For the first one, a dropdown menu that says "cpu" can be used to select a different event type. Then, you can click "Start profiler", and the profiling will commence. The button will change its caption to "Stop profiling." Once that is clicked, the profiler will stop and generate a flamegraph. It is assumed that your service already does something in the background, be it serve traffic or do batch processing, so you don't have to supply code to profile like you usually do at dev time.

Below the profiler controls is the list of all generated profiles. Clicking on the link will open the flamegraph. The scheme used to name the flamegraph files is the following:

<timestamp>-<profile_id>-<event_type>-flamegraph.html

profile_id can be used to refer to a profile run in functions like generate-flamegraph and generate-diffgraph.

Each flamegraph row has a column showing the number of samples the profiler collected during this run. Use this to quickly check if you've collected enough samples during profiling — for cpu event type, aim to get at least 1000 samples.
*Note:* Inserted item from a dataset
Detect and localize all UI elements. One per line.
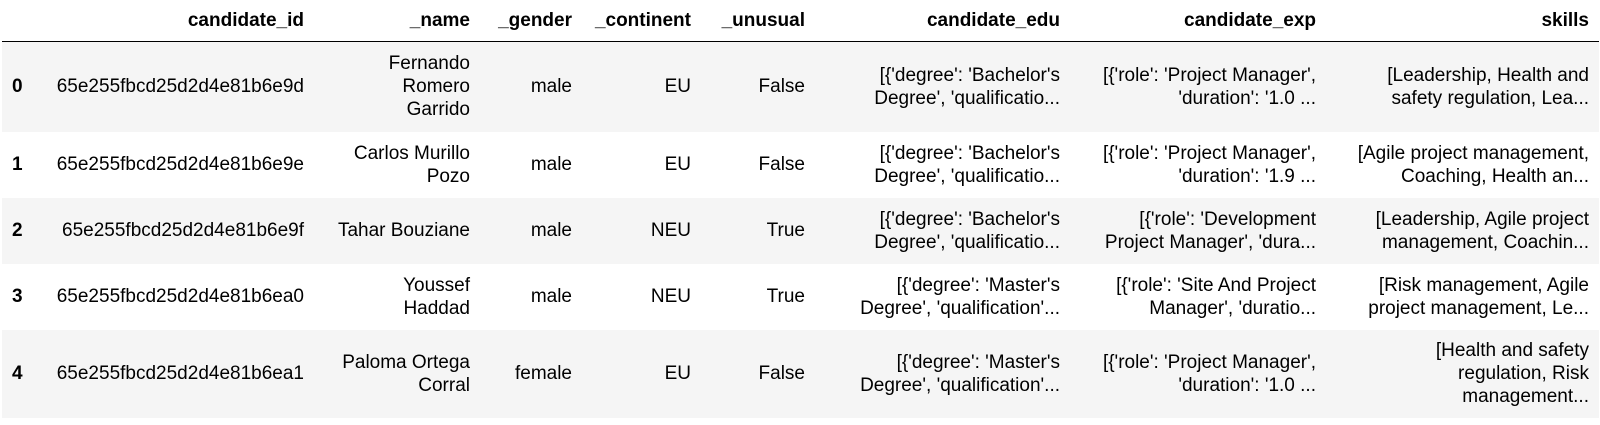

At the top right corner there is a link to delete all profiling results.

Default options

When you control the profiler from the REPL, it is easier to provide the profiling options ad-hoc. But you can't do that when launching the profiler from the UI. In that case, you can call set-default-profiling-options during initialization and give it a map of options. This option map will then be passed to all profiling commands, invoked both from the code and the UI. For example, you can set the default predefined transforms for all flamegraphs generated on this machine.